Il n’est même pas nécessaire de méditer juste avant d’aller au lit, car la méditation régulière entraîne l’augmentation du taux de deux hormones très importante : la sérotonine (l’hormone du bien-être) et la mélatonine (l’hormone du sommeil), alors qu’elle entraîne la diminution du taux de cortisol (l’hormone du stress et de l’éveil). Les conséquences en sont véritablement bénéfiques car, ayant bien dormi, vous êtes plus reposé dans la journée et cela favorise, pendant la nuit suivante, un sommeil plus long et plus profond, avec, cerise sur le gâteau, moins de stress au niveau cellulaire, des télomères plus longs et une plus longue vie.

Sommeil et longévité

Il est difficile de démontrer scientifiquement qu’il y a une corrélation entre la durée du sommeil et la longévité.

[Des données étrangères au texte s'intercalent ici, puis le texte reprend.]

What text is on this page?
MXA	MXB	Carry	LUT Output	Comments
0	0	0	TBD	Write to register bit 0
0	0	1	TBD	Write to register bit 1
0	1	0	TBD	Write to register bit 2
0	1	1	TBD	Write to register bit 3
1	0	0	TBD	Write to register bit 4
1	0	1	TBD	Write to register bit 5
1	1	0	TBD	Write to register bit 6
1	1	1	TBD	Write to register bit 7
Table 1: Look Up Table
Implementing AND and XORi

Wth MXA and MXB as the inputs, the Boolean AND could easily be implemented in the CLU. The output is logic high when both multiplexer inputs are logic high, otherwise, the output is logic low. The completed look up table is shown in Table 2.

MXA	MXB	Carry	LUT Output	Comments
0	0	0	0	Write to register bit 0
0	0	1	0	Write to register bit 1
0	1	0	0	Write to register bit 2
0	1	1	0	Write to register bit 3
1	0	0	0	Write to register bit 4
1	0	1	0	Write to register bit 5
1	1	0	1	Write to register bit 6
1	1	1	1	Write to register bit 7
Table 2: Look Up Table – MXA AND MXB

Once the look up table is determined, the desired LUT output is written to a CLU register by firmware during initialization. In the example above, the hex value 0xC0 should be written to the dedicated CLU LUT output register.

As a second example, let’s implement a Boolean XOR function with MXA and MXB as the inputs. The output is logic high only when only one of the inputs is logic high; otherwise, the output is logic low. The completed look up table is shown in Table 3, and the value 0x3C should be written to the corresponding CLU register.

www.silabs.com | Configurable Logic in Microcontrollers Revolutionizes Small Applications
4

De nouvelles études indiquent que le métabolisme est affecté négativement par la perte de sommeil. Jonathan Cedernaes, (Université d’Uppsala, Suède) et ses collègues ont suivi 15 hommes, de poids normal et en bonne santé, à qui ils ont fait subir des nuits d’insomnie. Des analyses des échantillons de tissus prélevés ont montré que la régulation et l’activité des gènes de leur horloge  biologique ont été modifiées, après une seule nuit de perte de sommeil. « Nos résultats démontrent qu’une seule nuit de veille peut modifier le profil épigénétique et la transcription des principaux gènes de l’horloge circadienne dans les tissus métaboliques. »

Sieste et longévité

Le risque cardiovasculaire diminue fortement chez les adeptes de la sieste. On ne soupçonne pas la puissance de cette petite pause quotidienne sur la baisse de la mortalité cardiovasculaire, selon les conclusions d’une étude récente, qui a été menée en Grèce, en 2007, et a porté sur 24 000 personnes adeptes de la sieste, suivies sur une période de six ans. Elles étaient toutes, initialement, exemptes de maladies cardiovasculaires, cancers ou autres pathologies. Par comparaison avec des sujets qui ne faisaient jamais de petits sommes l’après-midi, ceux qui s’adonnaient quotidiennement à une petite sieste de 30 minutes ont vu leur risque de décéder d’une maladie cardiovasculaire réduit de 37 %.

Même les adeptes occasionnels de la sieste y trouvent également un bénéfice, certes moindre, mais non négligeable avec, tout de même, un risque réduit de 12 %. Les vertus de la sieste étant plus importantes chez les hommes, les auteurs suggèrent que la diminution du temps de travail serait davantage responsable de cet effet, plutôt que le sommeil en soi.